3.嫉妬感情と自尊心

 相関分析の結果において、全体では、場面3の自尊心喪失の恐れとの間に、性別で見ると女性では場面2と場面3の自尊心喪失の恐れとの間に関連がみれた。

 また、自尊心Low・High群×場面×性別の3要因の分散分析の結果において、自尊心喪失の恐れが従属変数のときのみ、群と場面の交互作用が見られた。つまり、拒否の程度が強い場面において、自尊心の高い者は、低い者より自尊心喪失の恐れを強く感じることが明らかになった

 これらの結果から、仮説Vは支持されなかった。むしろ、自尊心の高い人が自尊心喪失の恐れを強く感じるという逆の結果となった。坪田(2002)は、自尊感情と嫉妬感情の関連を、自尊感情をレベルと安定性とに分け、検討している。その結果、自尊感情の不安定な者ではレベルによる違いはなく、安定している者においてのみレベルの低い者のほうが高い者に比べ嫉妬を強く感じるということがわかった。しかし、自尊感情の安定性を考慮しても、本研究のような自尊心と自尊心喪失の恐れが正の関係にあるということは説明できなさそうである。

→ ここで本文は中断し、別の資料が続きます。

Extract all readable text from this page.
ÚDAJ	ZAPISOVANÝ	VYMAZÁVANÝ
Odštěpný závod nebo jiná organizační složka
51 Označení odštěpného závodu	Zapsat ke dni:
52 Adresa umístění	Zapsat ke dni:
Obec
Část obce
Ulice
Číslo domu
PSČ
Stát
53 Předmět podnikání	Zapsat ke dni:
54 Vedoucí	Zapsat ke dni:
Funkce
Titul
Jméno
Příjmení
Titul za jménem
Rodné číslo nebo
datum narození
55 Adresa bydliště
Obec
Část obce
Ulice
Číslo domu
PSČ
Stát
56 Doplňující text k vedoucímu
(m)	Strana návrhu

本研究の結果は、調査対象者、特に自尊心の高い者が、恋人との関係の中から自尊心を強く高めているためではないかと考えられる。つまり、恋人との関係から自尊心を高めている者は、恋人からの評価が強く自己評価につながるものであり、恋人からの拒否の存在する場面において、恋人からのネガティブな評価に対し、より強く自尊心喪失の恐れを感じていると考えられる。実際に、White(1981)は、恋人との関係に代わる関係をみいだせない者は嫉妬をより感じやすいと報告している。